Reports this week, including on Sunday, suggest that among the many reasons for a pushback against his presidency of the DA is criticism by Mmusi Maimane’s opponents in the party of the way he handled a R500,000 donation given to Cyril Ramaphosa’s campaign team by controversial facilities management company Bosasa.
A complaint brought by Maimane about the donation spilt over into a damning and embarrassing report by Public Protector Busisiwe Mkhwebane, who ended up investigating all donations to Ramaphosa campaign.
She even found that the CR17 team may have been guilty of money laundering, which the presidency has dismissed as evidence that Mkhwebane was misusing the term.
Mkhwebane further found that Ramaphosa had misled parliament about the donation, even if inadvertently.
Ramaphosa and his lawyers have slammed the report and taken it on legal review.
If unsuccessful, Mkhwebane’s findings and recommendations would pose a threat to Ramaphosa’s chances of continuing as the country’s president.
If Ramaphosa were to go, this would most likely elevate Deputy President David Mabuza to the top job in the country, a prospect Mabuza’s critics have warned would have South Africa wishing for the return of Jacob Zuma.
A recent book by former Mpumalanga ANC deputy chairperson David Dube, titled Al Capones of Mpumalanga, portrays Mabuza as a Machiavellian leader who will allegedly do whatever it takes to retain power.
The book has provided merely the latest in a string of allegations against Mabuza and his character over the years, though little of it has ever stuck.
Dube described his former collaborator as someone with a heartless character who would be quick to dump allies.
“He is more like a boss than a leader. He can easily be dubbed the main Al Capone of Mpumalanga.”
DA insiders told Sunday World this week that Maimane’s critics have openly accused their leader of political short-sightedness in his Bosasa crusade against Ramaphosa.
A DA insider told the paper that “if Ramaphosa goes we will be left with DD Mabuza”.
Johannesburg Mayor Herman Mashaba confirmed that his handling of the Bosasa donation was among the reasons Maimane is being targeted, but he slammed the DA leader’s critics as “racists hiding behind liberalism”.
Mashaba reportedly accused them of having a “problem with black leaders” and defended Maimane’s right to criticise Ramaphosa.
“Why would they have a problem that Mmusi is criticising Cyril?”
This week, the DA’s financial committee found there was no wrongdoing committed by Maimane following allegations that he drove a car bought by Steinhoff’s Markus Jooste and allegedly declared a R4 million Claremont home he was renting as his own.
In a statement, DA finance chairperson and MP Dion George said it was Maimane who referred the matter to the finance committee for an investigation, after anonymous leaks about his accommodation and travel arrangements were published by different media houses.
Following the investigation, George found: “As it relates to travel arrangements, Mr Maimane did enjoy the use of a Toyota Fortuner in the Western Cape, donated to the party by Steinhoff via their subsidiary, Hertz.

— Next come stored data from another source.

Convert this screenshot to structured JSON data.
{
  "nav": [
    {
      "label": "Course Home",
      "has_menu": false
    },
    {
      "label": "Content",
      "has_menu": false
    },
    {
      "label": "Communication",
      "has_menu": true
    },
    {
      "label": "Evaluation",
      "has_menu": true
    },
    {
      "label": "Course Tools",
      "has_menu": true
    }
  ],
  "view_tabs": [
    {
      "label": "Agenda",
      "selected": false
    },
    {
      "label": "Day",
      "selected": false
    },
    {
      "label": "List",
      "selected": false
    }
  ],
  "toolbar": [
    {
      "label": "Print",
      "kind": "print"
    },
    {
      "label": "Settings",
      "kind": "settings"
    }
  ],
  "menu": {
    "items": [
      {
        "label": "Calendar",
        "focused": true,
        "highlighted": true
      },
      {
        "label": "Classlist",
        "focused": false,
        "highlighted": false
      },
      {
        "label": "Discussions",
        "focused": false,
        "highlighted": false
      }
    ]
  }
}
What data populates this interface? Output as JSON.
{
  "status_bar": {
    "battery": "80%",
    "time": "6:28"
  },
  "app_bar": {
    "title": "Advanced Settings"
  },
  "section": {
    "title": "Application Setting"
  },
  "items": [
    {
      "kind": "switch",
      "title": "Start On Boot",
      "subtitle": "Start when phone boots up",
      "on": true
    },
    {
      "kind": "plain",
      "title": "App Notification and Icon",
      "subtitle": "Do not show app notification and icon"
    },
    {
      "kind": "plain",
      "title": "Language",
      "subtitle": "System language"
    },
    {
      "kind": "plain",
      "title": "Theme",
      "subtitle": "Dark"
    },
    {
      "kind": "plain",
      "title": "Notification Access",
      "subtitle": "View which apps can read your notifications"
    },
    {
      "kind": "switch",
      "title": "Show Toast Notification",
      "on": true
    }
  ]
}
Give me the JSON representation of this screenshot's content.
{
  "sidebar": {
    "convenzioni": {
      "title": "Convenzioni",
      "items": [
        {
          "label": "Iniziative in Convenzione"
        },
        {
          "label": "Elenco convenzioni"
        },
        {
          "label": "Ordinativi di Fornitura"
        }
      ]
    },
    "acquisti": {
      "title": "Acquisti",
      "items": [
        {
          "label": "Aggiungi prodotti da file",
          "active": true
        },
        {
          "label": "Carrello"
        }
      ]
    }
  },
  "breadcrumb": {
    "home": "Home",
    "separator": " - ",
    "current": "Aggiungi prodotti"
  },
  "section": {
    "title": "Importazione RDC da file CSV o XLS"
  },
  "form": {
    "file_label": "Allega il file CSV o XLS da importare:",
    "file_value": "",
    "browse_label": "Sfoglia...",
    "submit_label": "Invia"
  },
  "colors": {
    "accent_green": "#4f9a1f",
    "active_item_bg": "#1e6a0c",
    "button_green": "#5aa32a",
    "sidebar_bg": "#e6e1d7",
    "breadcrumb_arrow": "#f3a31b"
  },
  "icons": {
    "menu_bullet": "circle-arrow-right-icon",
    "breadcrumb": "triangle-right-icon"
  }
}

“After the Steinhoff scandal broke, the car was returned. There was a delay due in part to the leader’s international trip to the USA and a Federal Congress taking place in Gauteng.”
Maimane was also cleared on the details around his home.
George said he found no financial illegality on behalf of Maimane, pertaining to both the house and the car, despite City Press originally reporting that Maimane had declared the Claremont home in the parliamentary assets registry as his own, even though the house did not belong to him.
In the wake of what Maimane has described as a smear campaign against him following the fallout from the DA’s worse-than-expected electoral results, the DA leader has called for an early elective conference to be held to test the faith his party members still have in his leadership.